Фенрис не стал смотреть. Он бессмысленным взглядом уставился на Пророчицу, и по отблескам на ее лице отмечал, как медленно гаснет голубоватое сияние. Слышал, как пленный судорожно, со свистом вдохнул — и больше не выдохнул.
— Инквизитор сказала, что так правильно — помочь, когда не можешь спасти, — печально сказал Коул. — Ему было плохо и больно, он очень устал. Не сегодня, а давно. Почему люди продолжают делать то, что им не нравится?
— Потому что существует долг, — не глядя на демона, отозвался Фенрис.
— И следовать долгу не всегда приятно и легко, — согласился Дориан. — Ты, наверное, и сам это знаешь.
— Не знаю, — юноша опустил голову, окончательно скрывая лицо за широкополой шляпой. — Когда-то думал, что знал.
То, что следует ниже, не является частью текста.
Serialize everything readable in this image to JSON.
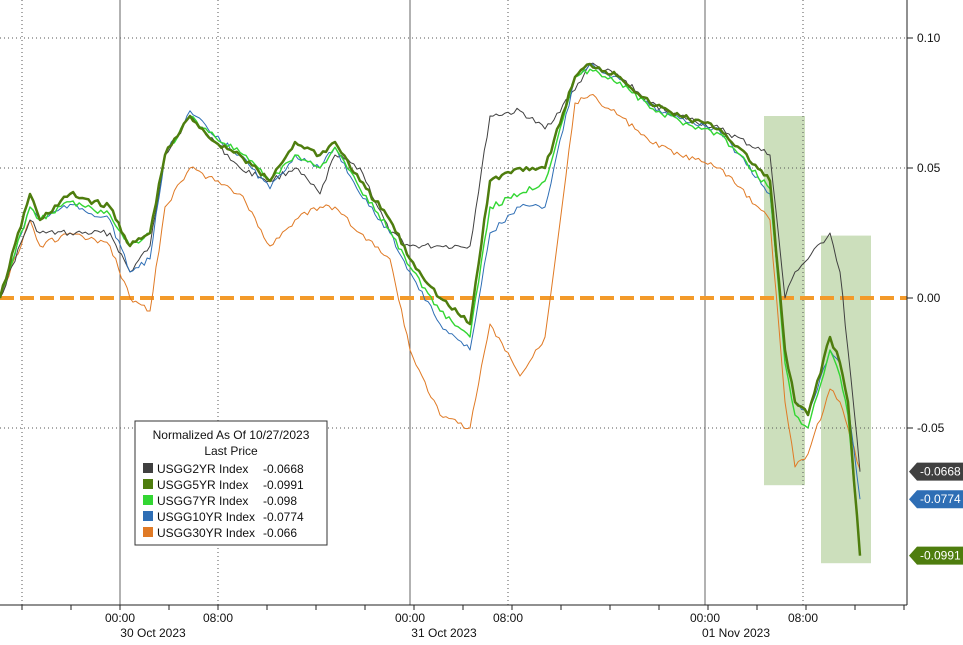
{
  "chart_data": {
    "type": "line",
    "title": "",
    "x_axis": {
      "time_ticks": [
        "00:00",
        "08:00",
        "00:00",
        "08:00",
        "00:00",
        "08:00"
      ],
      "date_labels": [
        "30 Oct 2023",
        "31 Oct 2023",
        "01 Nov 2023"
      ]
    },
    "y_axis": {
      "position": "right",
      "ticks": [
        0.1,
        0.05,
        0.0,
        -0.05
      ],
      "tick_labels": [
        "0.10",
        "0.05",
        "0.00",
        "-0.05"
      ],
      "ylim": [
        -0.115,
        0.115
      ]
    },
    "grid": "dotted",
    "zero_line": {
      "value": 0.0,
      "color": "#F39A2A",
      "style": "dashed"
    },
    "legend": {
      "placement": "lower-left",
      "title": "Normalized As Of 10/27/2023",
      "subtitle": "Last Price",
      "entries": [
        {
          "label": "USGG2YR Index",
          "value": "-0.0668",
          "color": "#404040"
        },
        {
          "label": "USGG5YR Index",
          "value": "-0.0991",
          "color": "#4E7D0E"
        },
        {
          "label": "USGG7YR Index",
          "value": "-0.098",
          "color": "#33D633"
        },
        {
          "label": "USGG10YR Index",
          "value": "-0.0774",
          "color": "#2E6EB5"
        },
        {
          "label": "USGG30YR Index",
          "value": "-0.066",
          "color": "#E07A25"
        }
      ]
    },
    "end_labels": [
      {
        "text": "-0.0668",
        "value": -0.0668,
        "color": "#404040"
      },
      {
        "text": "-0.0774",
        "value": -0.0774,
        "color": "#2E6EB5"
      },
      {
        "text": "-0.0991",
        "value": -0.0991,
        "color": "#4E7D0E"
      }
    ],
    "highlight_boxes": [
      {
        "x_range": [
          770,
          805
        ],
        "y_range": [
          -0.072,
          0.07
        ],
        "color": "#8FB86A"
      },
      {
        "x_range": [
          827,
          871
        ],
        "y_range": [
          -0.102,
          0.024
        ],
        "color": "#8FB86A"
      }
    ],
    "x_range": [
      0,
      907
    ],
    "series": [
      {
        "name": "USGG2YR Index",
        "color": "#404040",
        "width": 1,
        "x": [
          0,
          30,
          40,
          70,
          110,
          130,
          150,
          165,
          190,
          215,
          240,
          270,
          295,
          320,
          335,
          360,
          390,
          410,
          440,
          470,
          490,
          520,
          545,
          575,
          590,
          620,
          650,
          680,
          720,
          770,
          785,
          795,
          808,
          830,
          840,
          848,
          860
        ],
        "y": [
          0.0,
          0.03,
          0.025,
          0.025,
          0.025,
          0.01,
          0.02,
          0.055,
          0.07,
          0.06,
          0.05,
          0.045,
          0.05,
          0.04,
          0.055,
          0.05,
          0.025,
          0.02,
          0.02,
          0.02,
          0.07,
          0.072,
          0.065,
          0.08,
          0.09,
          0.085,
          0.075,
          0.07,
          0.065,
          0.055,
          0.0,
          0.01,
          0.015,
          0.025,
          0.01,
          -0.02,
          -0.0668
        ]
      },
      {
        "name": "USGG5YR Index",
        "color": "#4E7D0E",
        "width": 2.5,
        "x": [
          0,
          30,
          40,
          70,
          110,
          130,
          150,
          165,
          190,
          215,
          240,
          270,
          295,
          320,
          335,
          360,
          390,
          410,
          440,
          470,
          490,
          520,
          545,
          575,
          590,
          620,
          650,
          680,
          720,
          770,
          785,
          795,
          808,
          830,
          840,
          848,
          860
        ],
        "y": [
          0.0,
          0.04,
          0.03,
          0.04,
          0.035,
          0.02,
          0.025,
          0.055,
          0.07,
          0.06,
          0.055,
          0.045,
          0.06,
          0.055,
          0.06,
          0.045,
          0.03,
          0.015,
          0.0,
          -0.01,
          0.045,
          0.05,
          0.05,
          0.085,
          0.09,
          0.085,
          0.075,
          0.07,
          0.065,
          0.045,
          -0.02,
          -0.04,
          -0.045,
          -0.015,
          -0.025,
          -0.04,
          -0.0991
        ]
      },
      {
        "name": "USGG7YR Index",
        "color": "#33D633",
        "width": 1.4,
        "x": [
          0,
          30,
          40,
          70,
          110,
          130,
          150,
          165,
          190,
          215,
          240,
          270,
          295,
          320,
          335,
          360,
          390,
          410,
          440,
          470,
          490,
          520,
          545,
          575,
          590,
          620,
          650,
          680,
          720,
          770,
          785,
          795,
          808,
          830,
          840,
          848,
          860
        ],
        "y": [
          0.0,
          0.035,
          0.03,
          0.037,
          0.032,
          0.02,
          0.025,
          0.055,
          0.07,
          0.062,
          0.056,
          0.045,
          0.055,
          0.05,
          0.058,
          0.042,
          0.026,
          0.012,
          -0.005,
          -0.015,
          0.035,
          0.04,
          0.045,
          0.085,
          0.088,
          0.083,
          0.073,
          0.068,
          0.063,
          0.042,
          -0.025,
          -0.045,
          -0.05,
          -0.02,
          -0.03,
          -0.045,
          -0.098
        ]
      },
      {
        "name": "USGG10YR Index",
        "color": "#2E6EB5",
        "width": 1,
        "x": [
          0,
          30,
          40,
          70,
          110,
          130,
          150,
          165,
          190,
          215,
          240,
          270,
          295,
          320,
          335,
          360,
          390,
          410,
          440,
          470,
          490,
          520,
          545,
          575,
          590,
          620,
          650,
          680,
          720,
          770,
          785,
          795,
          808,
          830,
          840,
          848,
          860
        ],
        "y": [
          0.0,
          0.035,
          0.03,
          0.036,
          0.03,
          0.01,
          0.015,
          0.055,
          0.072,
          0.062,
          0.055,
          0.042,
          0.055,
          0.05,
          0.058,
          0.04,
          0.025,
          0.01,
          -0.01,
          -0.02,
          0.025,
          0.035,
          0.035,
          0.085,
          0.09,
          0.084,
          0.074,
          0.069,
          0.064,
          0.04,
          -0.02,
          -0.04,
          -0.045,
          -0.02,
          -0.025,
          -0.04,
          -0.0774
        ]
      },
      {
        "name": "USGG30YR Index",
        "color": "#E07A25",
        "width": 1,
        "x": [
          0,
          30,
          40,
          70,
          110,
          130,
          150,
          165,
          190,
          215,
          240,
          270,
          295,
          320,
          335,
          360,
          390,
          410,
          440,
          470,
          490,
          520,
          545,
          575,
          590,
          620,
          650,
          680,
          720,
          770,
          785,
          795,
          808,
          830,
          840,
          848,
          860
        ],
        "y": [
          0.0,
          0.03,
          0.02,
          0.025,
          0.02,
          0.0,
          -0.005,
          0.035,
          0.05,
          0.045,
          0.04,
          0.02,
          0.03,
          0.035,
          0.035,
          0.025,
          0.015,
          -0.02,
          -0.045,
          -0.05,
          -0.01,
          -0.03,
          -0.015,
          0.075,
          0.078,
          0.07,
          0.06,
          0.055,
          0.05,
          0.03,
          -0.04,
          -0.065,
          -0.06,
          -0.035,
          -0.04,
          -0.05,
          -0.066
        ]
      }
    ]
  }
}
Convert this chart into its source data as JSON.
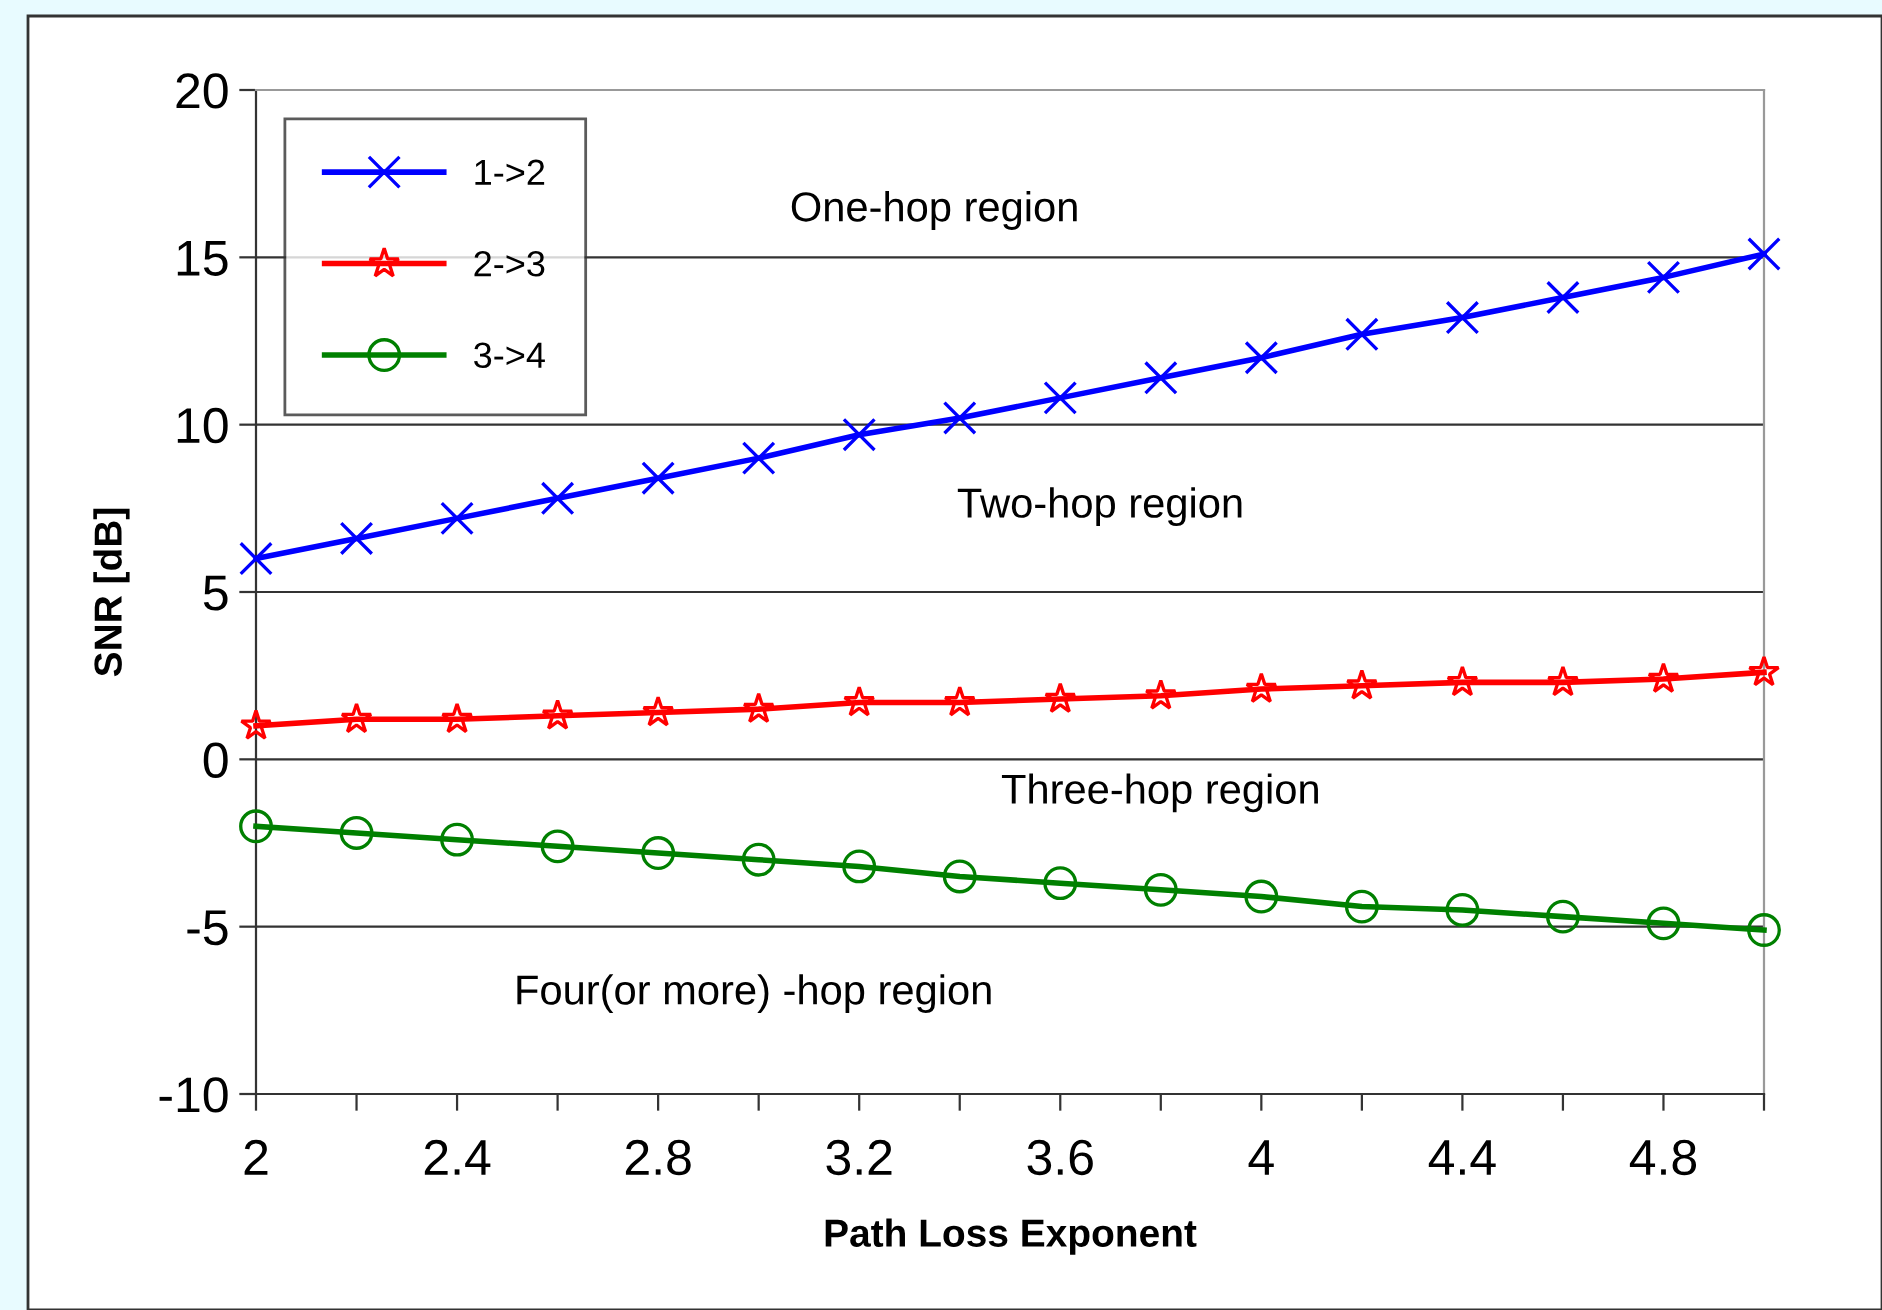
{
  "chart_data": {
    "type": "line",
    "xlabel": "Path Loss Exponent",
    "ylabel": "SNR [dB]",
    "x": [
      2,
      2.2,
      2.4,
      2.6,
      2.8,
      3,
      3.2,
      3.4,
      3.6,
      3.8,
      4,
      4.2,
      4.4,
      4.6,
      4.8,
      5
    ],
    "series": [
      {
        "name": "1->2",
        "color": "#0000ff",
        "marker": "cross",
        "values": [
          6.0,
          6.6,
          7.2,
          7.8,
          8.4,
          9.0,
          9.7,
          10.2,
          10.8,
          11.4,
          12.0,
          12.7,
          13.2,
          13.8,
          14.4,
          15.1
        ]
      },
      {
        "name": "2->3",
        "color": "#ff0000",
        "marker": "star",
        "values": [
          1.0,
          1.2,
          1.2,
          1.3,
          1.4,
          1.5,
          1.7,
          1.7,
          1.8,
          1.9,
          2.1,
          2.2,
          2.3,
          2.3,
          2.4,
          2.6
        ]
      },
      {
        "name": "3->4",
        "color": "#008000",
        "marker": "circle",
        "values": [
          -2.0,
          -2.2,
          -2.4,
          -2.6,
          -2.8,
          -3.0,
          -3.2,
          -3.5,
          -3.7,
          -3.9,
          -4.1,
          -4.4,
          -4.5,
          -4.7,
          -4.9,
          -5.1
        ]
      }
    ],
    "xlim": [
      2,
      5
    ],
    "xticks": [
      2,
      {
        "value": 2.2,
        "label": null
      },
      2.4,
      {
        "value": 2.6,
        "label": null
      },
      2.8,
      {
        "value": 3.0,
        "label": null
      },
      3.2,
      {
        "value": 3.4,
        "label": null
      },
      3.6,
      {
        "value": 3.8,
        "label": null
      },
      4,
      {
        "value": 4.2,
        "label": null
      },
      4.4,
      {
        "value": 4.6,
        "label": null
      },
      4.8,
      {
        "value": 5,
        "label": null
      }
    ],
    "ylim": [
      -10,
      20
    ],
    "yticks": [
      -10,
      -5,
      0,
      5,
      10,
      15,
      20
    ],
    "grid": "y",
    "legend": "top left",
    "annotations": [
      "One-hop region",
      "Two-hop region",
      "Three-hop region",
      "Four(or more) -hop region"
    ]
  }
}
Теперь не знаю.
— У всех, кто живет — так же, — Фенрис наконец повернулся. — Но это единственный путь не потерять себя.
— Кажется, у нас с духами больше общего, чем мне казалось раньше, — Дориан явно начал приходить в себя, потому что знакомо усмехнулся, хоть и тихо пока. — О, кстати, если бы Солас услышал эти слова, наверное, был бы близок к вершине наслаждения.
— Я пойду, — Коул отвернулся к двери. — Хочу немного подумать. Не мог думать, слишком тянуло сюда. Здесь было слишком больно, чтобы я не пришел.
Никто не стал его удерживать. Фенрис проследил взглядом за тонкой фигуркой юноши, когда услышал позади усталый голос:
— Сегодня я точно наберусь. С тобой, с Быком или один — все равно.
— Узнал что-то? — Фенрис постарался отвлечься.
— Узнал почти все, — маг нагнал его, явно стараясь не смотреть на изуродованные останки. — Эти символы на карте знакомы почти любому среди моего круга, и система в их нанесении, конечно, есть. Меркуриос отвечает за разум. Наверное, Корифей ищет скопления забытых знаний. Библиотеки, архивы… Уран ему покровительствует. Поэтому Флориан выбрал его для обозначения особых знаний. Еще я узнал, где Флориан размещал свои посты, людей, красный лириум… Всем этим займутся канцлер и командор. А вот последний знак… Мне он не знаком, но, видимо, там сокрыто что-то поистине важное. Ничего подобного в книгах я не нашел, хотя и сидел вчера полдня, а потом еще половину сегодняшней ночи. Возможно, Меварис сможет помочь, но леди Жозефина отказала мне, и до возвращения Инквизитора мои руки связаны.